A subvolume can be created with the

btrfsctl -S subvol1 /mnt/btrfs

command. This generates the /mnt/btrfs/subvol1 directory used for accessing the subvolume.

Admins don't need to give existing snapshots or subvolumes any further attention: Btrfs memorises the structures even through a reboot. As the Linux standard tools are unaware of subvolumes within a file system, and the Btrfs developers haven't released any dedicated tools (yet), there is currently no way of establishing how full a subvolume or snapshot is, whether a Btrfs contains subvolumes and snapshots, or even whether a subdirectory contains a snapshot or subvolume. The

btrfs-debug-tree /dev/sda2|grep -A1 ROOT_REF

command at least returns the names of subvolumes and snapshots in a Btrfs at /dev/sda2.

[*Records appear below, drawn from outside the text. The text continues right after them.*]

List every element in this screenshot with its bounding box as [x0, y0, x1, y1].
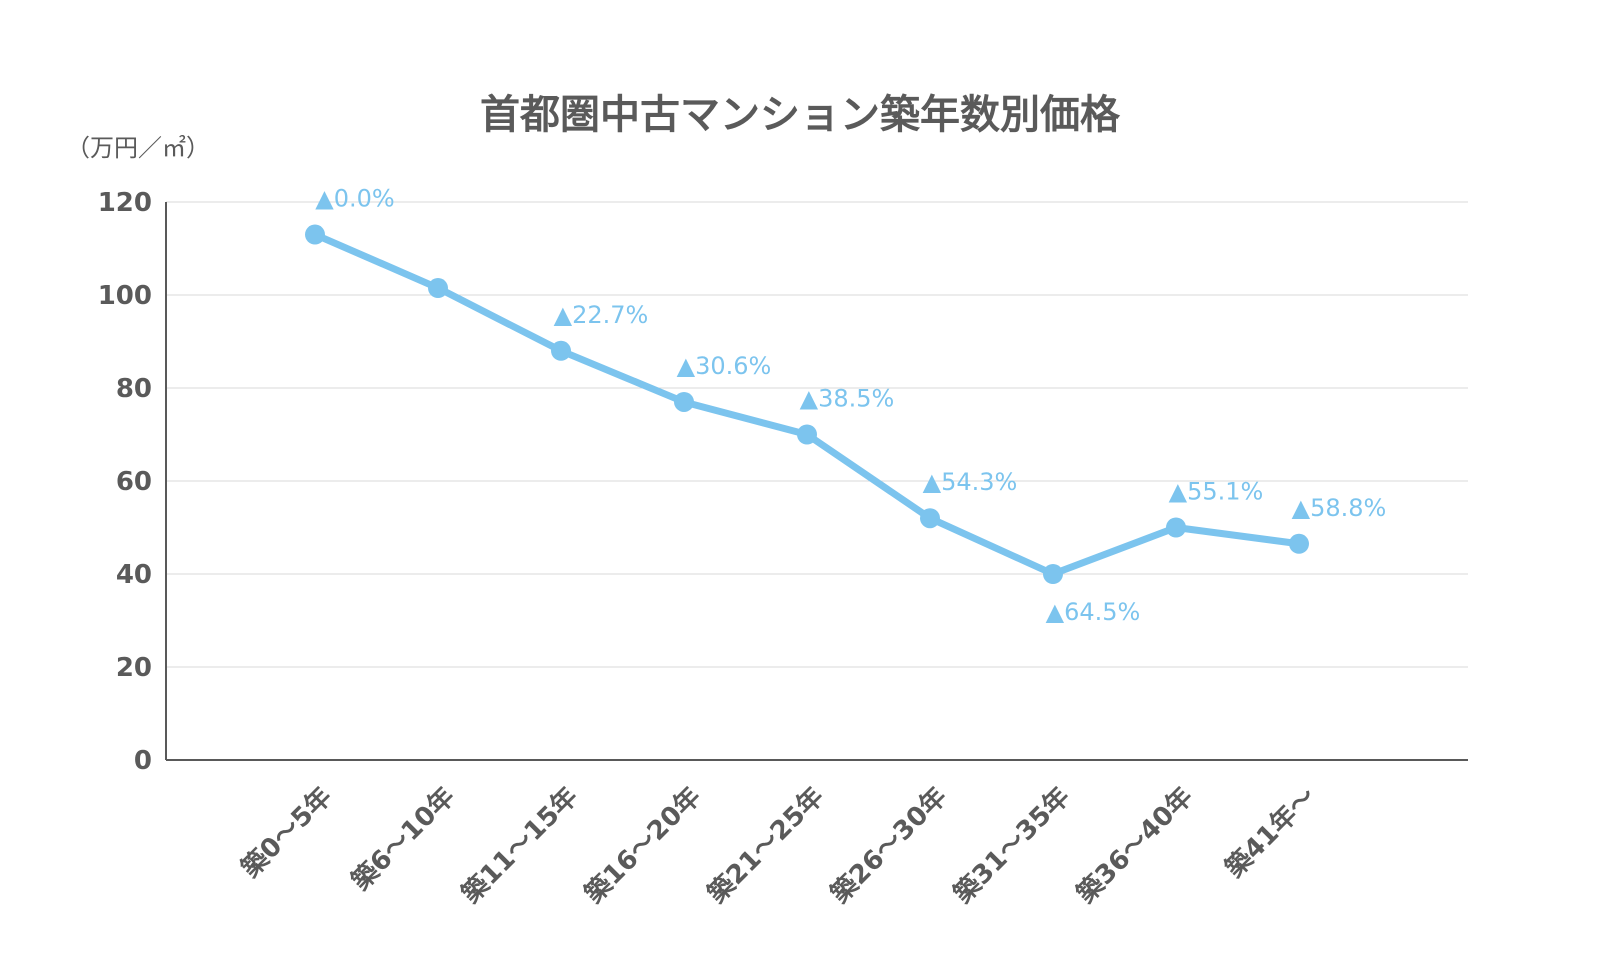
y-tick-label: 20 [116, 653, 152, 683]
y-axis-ticks: 0 20 40 60 80 100 120 [98, 188, 152, 776]
y-axis-unit-label: （万円／㎡） [66, 134, 210, 162]
data-point [428, 278, 448, 299]
data-label: ▲0.0% [315, 185, 394, 213]
x-axis-ticks: 築0～5年 築6～10年築11～15年築16～20年築21～25年築26～30年築… [235, 781, 1322, 910]
chart-title: 首都圏中古マンション築年数別価格 [480, 92, 1121, 138]
data-annotations: ▲0.0% ▲22.7% ▲30.6% ▲38.5% ▲54.3% ▲64.5% ▲55.1… [315, 185, 1386, 626]
data-point [797, 424, 817, 445]
x-tick-label: 築6～10年 [345, 781, 461, 897]
data-point [1166, 517, 1186, 538]
y-tick-label: 0 [134, 746, 152, 776]
y-tick-label: 80 [116, 374, 152, 404]
x-tick-label: 築41年～ [1219, 781, 1322, 884]
data-label: ▲55.1% [1169, 478, 1264, 506]
data-label: ▲64.5% [1046, 598, 1141, 626]
data-point [305, 224, 325, 245]
y-tick-label: 100 [98, 281, 152, 311]
x-tick-label: 築31～35年 [947, 781, 1076, 910]
x-tick-label: 築26～30年 [824, 781, 953, 910]
y-tick-label: 60 [116, 467, 152, 497]
x-tick-label: 築36～40年 [1070, 781, 1199, 910]
data-point [1289, 533, 1309, 554]
data-point [674, 391, 694, 412]
data-point [920, 508, 940, 529]
data-label: ▲58.8% [1292, 494, 1387, 522]
x-tick-label: 築21～25年 [701, 781, 830, 910]
y-tick-label: 40 [116, 560, 152, 590]
data-point [551, 340, 571, 361]
axes [165, 202, 1468, 761]
grid-lines [166, 201, 1468, 668]
x-tick-label: 築0～5年 [235, 781, 338, 884]
data-point [1043, 564, 1063, 584]
data-label: ▲38.5% [800, 385, 895, 413]
data-points [305, 224, 1309, 584]
y-tick-label: 120 [98, 188, 152, 218]
x-tick-label: 築16～20年 [578, 781, 707, 910]
data-label: ▲54.3% [923, 468, 1018, 496]
data-label: ▲22.7% [554, 301, 649, 329]
data-label: ▲30.6% [677, 352, 772, 380]
x-tick-label: 築11～15年 [455, 781, 584, 910]
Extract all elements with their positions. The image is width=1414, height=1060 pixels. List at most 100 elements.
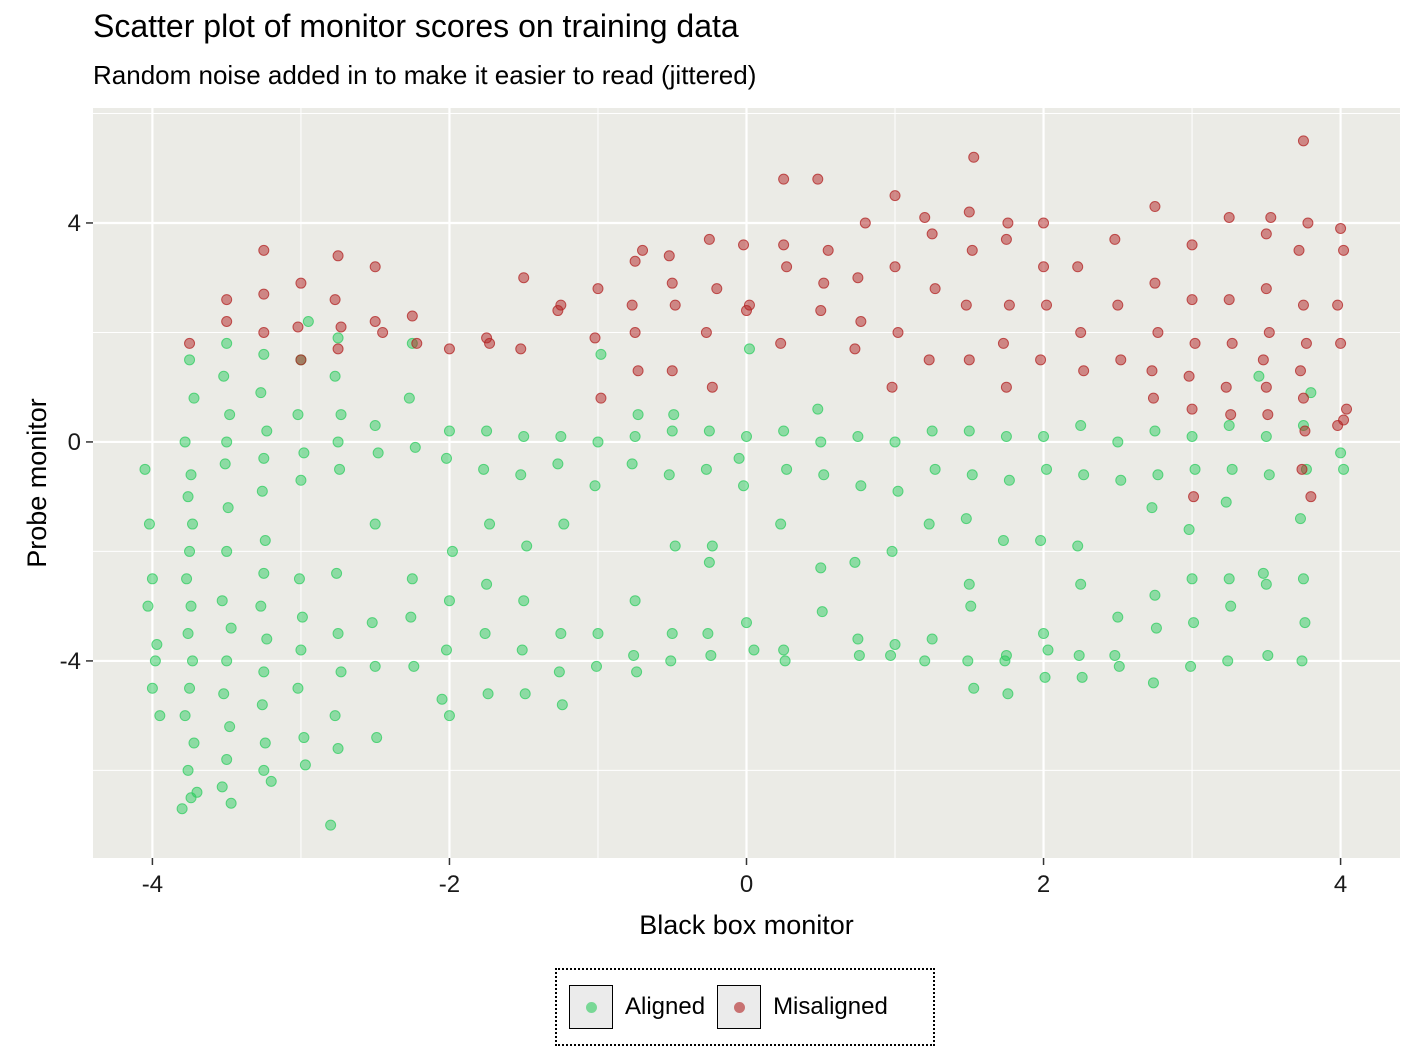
point-misaligned xyxy=(1338,244,1350,256)
point-misaligned xyxy=(703,233,715,245)
point-aligned xyxy=(256,485,268,497)
point-aligned xyxy=(1149,425,1161,437)
point-aligned xyxy=(299,759,311,771)
point-misaligned xyxy=(1294,365,1306,377)
point-aligned xyxy=(221,655,233,667)
point-aligned xyxy=(329,370,341,382)
point-misaligned xyxy=(1297,299,1309,311)
point-aligned xyxy=(816,606,828,618)
point-misaligned xyxy=(1220,381,1232,393)
y-tick-label: 0 xyxy=(68,429,81,456)
point-aligned xyxy=(222,502,234,514)
point-aligned xyxy=(1185,660,1197,672)
point-misaligned xyxy=(1223,211,1235,223)
point-aligned xyxy=(1109,649,1121,661)
point-misaligned xyxy=(669,299,681,311)
point-aligned xyxy=(1000,430,1012,442)
point-misaligned xyxy=(1305,491,1317,503)
point-aligned xyxy=(182,764,194,776)
point-aligned xyxy=(261,425,273,437)
point-aligned xyxy=(521,540,533,552)
point-aligned xyxy=(626,458,638,470)
point-misaligned xyxy=(1260,381,1272,393)
point-aligned xyxy=(1262,649,1274,661)
point-misaligned xyxy=(589,332,601,344)
point-misaligned xyxy=(1260,283,1272,295)
point-aligned xyxy=(700,463,712,475)
x-tick-label: -4 xyxy=(142,871,163,898)
point-aligned xyxy=(1263,469,1275,481)
point-aligned xyxy=(516,644,528,656)
point-misaligned xyxy=(666,365,678,377)
point-misaligned xyxy=(1149,277,1161,289)
point-aligned xyxy=(406,573,418,585)
point-aligned xyxy=(1035,534,1047,546)
point-aligned xyxy=(779,655,791,667)
point-aligned xyxy=(221,753,233,765)
point-aligned xyxy=(997,534,1009,546)
point-aligned xyxy=(479,628,491,640)
point-misaligned xyxy=(369,261,381,273)
point-aligned xyxy=(960,513,972,525)
point-aligned xyxy=(590,660,602,672)
point-misaligned xyxy=(963,354,975,366)
point-aligned xyxy=(256,699,268,711)
point-misaligned xyxy=(1296,463,1308,475)
point-misaligned xyxy=(629,255,641,267)
point-misaligned xyxy=(515,343,527,355)
point-misaligned xyxy=(1186,403,1198,415)
point-aligned xyxy=(261,633,273,645)
point-aligned xyxy=(478,463,490,475)
point-aligned xyxy=(369,518,381,530)
chart-legend: Aligned Misaligned xyxy=(555,968,935,1046)
axis-ticks: -4 -2 0 2 4 -4 0 4 xyxy=(60,210,1348,898)
point-aligned xyxy=(555,430,567,442)
point-misaligned xyxy=(411,337,423,349)
point-aligned xyxy=(219,458,231,470)
x-tick-label: -2 xyxy=(439,871,460,898)
point-aligned xyxy=(589,480,601,492)
grid-lines xyxy=(93,108,1400,858)
point-misaligned xyxy=(632,365,644,377)
point-aligned xyxy=(963,578,975,590)
point-misaligned xyxy=(406,310,418,322)
point-aligned xyxy=(1183,524,1195,536)
point-aligned xyxy=(1226,463,1238,475)
point-aligned xyxy=(781,463,793,475)
point-misaligned xyxy=(335,321,347,333)
point-misaligned xyxy=(812,173,824,185)
point-aligned xyxy=(216,595,228,607)
point-misaligned xyxy=(1225,409,1237,421)
point-misaligned xyxy=(1335,337,1347,349)
point-aligned xyxy=(743,343,755,355)
point-aligned xyxy=(225,622,237,634)
point-aligned xyxy=(703,425,715,437)
point-aligned xyxy=(1296,655,1308,667)
point-aligned xyxy=(403,392,415,404)
point-aligned xyxy=(733,452,745,464)
point-aligned xyxy=(889,436,901,448)
point-aligned xyxy=(298,732,310,744)
point-misaligned xyxy=(1332,420,1344,432)
point-aligned xyxy=(443,710,455,722)
point-misaligned xyxy=(1260,228,1272,240)
point-misaligned xyxy=(743,299,755,311)
point-aligned xyxy=(741,617,752,629)
point-aligned xyxy=(962,655,974,667)
point-misaligned xyxy=(329,294,341,306)
point-aligned xyxy=(484,518,496,530)
point-aligned xyxy=(332,628,344,640)
point-misaligned xyxy=(592,283,604,295)
point-aligned xyxy=(852,430,864,442)
point-aligned xyxy=(187,655,199,667)
point-aligned xyxy=(1186,430,1198,442)
point-aligned xyxy=(668,409,680,421)
point-aligned xyxy=(185,469,197,481)
point-misaligned xyxy=(1188,491,1200,503)
point-aligned xyxy=(332,436,344,448)
point-aligned xyxy=(558,518,570,530)
legend-key-aligned xyxy=(569,985,613,1029)
point-aligned xyxy=(443,425,455,437)
point-misaligned xyxy=(292,321,304,333)
point-aligned xyxy=(592,436,604,448)
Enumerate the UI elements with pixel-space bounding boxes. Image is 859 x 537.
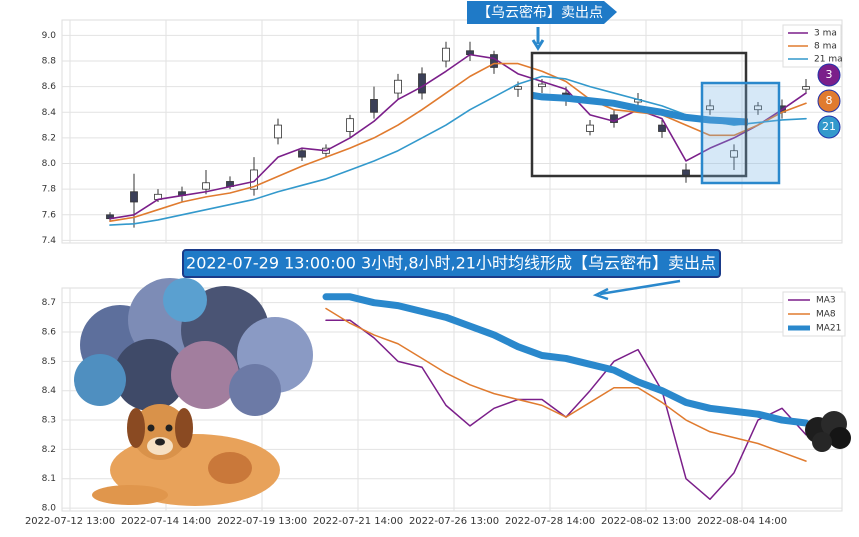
arrow (592, 279, 681, 301)
candle-body (442, 47, 450, 62)
candle-body (538, 83, 546, 88)
badge-label: 3 (826, 68, 833, 81)
candle-body (202, 182, 210, 190)
y-tick-label: 8.7 (42, 298, 56, 308)
y-tick-label: 7.4 (42, 236, 57, 246)
dark-cloud (805, 411, 851, 452)
badge (817, 115, 841, 139)
candle-body (370, 99, 378, 113)
candle-body (298, 150, 306, 158)
y-tick-label: 8.6 (42, 328, 57, 338)
candle-body (394, 79, 402, 94)
candle-body (658, 124, 666, 132)
y-tick-label: 8.0 (42, 504, 57, 514)
legend-label: MA21 (816, 324, 841, 334)
candle-body (586, 124, 594, 132)
banner-box (182, 249, 721, 278)
y-tick-label: 8.4 (42, 108, 57, 118)
y-tick-label: 8.6 (42, 82, 57, 92)
candle-body (706, 105, 714, 111)
ma-line (109, 62, 807, 223)
legend-label: MA8 (816, 310, 836, 320)
candle-body (274, 124, 282, 139)
legend-label: 3 ma (814, 29, 837, 39)
x-tick-label: 2022-07-28 14:00 (505, 516, 595, 527)
x-tick-label: 2022-07-14 14:00 (121, 516, 211, 527)
ma-line (109, 53, 807, 220)
y-tick-label: 7.6 (42, 210, 57, 220)
x-tick-label: 2022-08-04 14:00 (697, 516, 787, 527)
tag-shape (467, 1, 617, 24)
x-tick-label: 2022-07-19 13:00 (217, 516, 307, 527)
badge (817, 89, 841, 113)
legend-label: MA3 (816, 296, 836, 306)
legend-label: 21 ma (814, 55, 843, 65)
dog (92, 404, 280, 506)
arrow (531, 27, 545, 51)
candle-body (754, 105, 762, 111)
badge (817, 63, 841, 87)
y-tick-label: 8.2 (42, 133, 56, 143)
storm-cloud (74, 278, 313, 416)
candle-body (802, 86, 810, 90)
y-tick-label: 8.4 (42, 386, 57, 396)
candle-body (250, 169, 258, 190)
x-tick-label: 2022-07-12 13:00 (25, 516, 115, 527)
annotation: 2022-07-29 13:00:00 3小时,8小时,21小时均线形成【乌云密… (186, 254, 716, 273)
candle-body (346, 118, 354, 132)
badge-label: 8 (826, 94, 833, 107)
plot-area (61, 19, 843, 244)
signal-box (530, 51, 748, 178)
ma-highlight (532, 91, 748, 126)
x-tick-label: 2022-08-02 13:00 (601, 516, 691, 527)
y-tick-label: 7.8 (42, 185, 57, 195)
candle-body (514, 86, 522, 90)
legend-label: 8 ma (814, 42, 837, 52)
ma-line (325, 307, 807, 462)
decoration (74, 278, 851, 506)
annotation: 【乌云密布】卖出点 (477, 4, 603, 21)
candle-body (130, 191, 138, 203)
y-tick-label: 8.5 (42, 357, 56, 367)
signal-zone (700, 81, 781, 185)
y-tick-label: 8.8 (42, 57, 57, 67)
y-tick-label: 8.3 (42, 416, 56, 426)
ma-line (322, 293, 810, 427)
y-tick-label: 8.2 (42, 445, 56, 455)
y-tick-label: 8.0 (42, 159, 57, 169)
candle-body (418, 73, 426, 94)
candle-body (730, 150, 738, 158)
panel: 7.4 7.6 7.8 8.0 8.2 8.4 8.6 8.8 9.0 【乌云密布】卖出点 3 ma… (42, 1, 843, 246)
badge-label: 21 (822, 120, 836, 133)
y-tick-label: 8.1 (42, 474, 56, 484)
x-tick-label: 2022-07-26 13:00 (409, 516, 499, 527)
x-tick-label: 2022-07-21 14:00 (313, 516, 403, 527)
y-tick-label: 9.0 (42, 31, 57, 41)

We also didn't manage to delete a snapshot or subvolume: although it is possible to delete all the files in the respective directory, which does free up the occupied disk space, the directory itself stubbornly refuses to be removed. There is also no command for getting rid of a snapshot or subvolume in btrfsctl. This permanence even persists after a btrfsck run and remount.

Performance

In view of Btrfs's very early state of development, elaborate benchmarks with Postmark, Tiobench etc still seem slightly out of place. We therefore restricted our tests to timing the handling of large files and comparing the results with those recently achieved by Ext3 and Ext4 on the same test machine. Btrfs scored more than reasonably well:

Large file performance
Ext31 Ext41 Btrfs2
Creating eight files of 1 GByte each
time 155.9 s 145.1 s 120.6 s
Write throughput 55.4 MBytes/s 59.3 MBytes/s 68.5 MBytes/s
Deleting eight files of 1 GByte each
time 11.87 s 0.33 s 0.63 s
10,000 random read and write operations in 8 GBytes
operations/s 80.0 88.7 115.2

1 Mount option: noatime; Single User Mode; file system newly mounted each time
2 file system newly mounted each time

Of course, this doesn't mean that Btrfs will leave Ext3 and Ext4 behind in any given situation – but it does show that the file system has a lot of potential not only in terms of scalability and management, but also in terms of performance.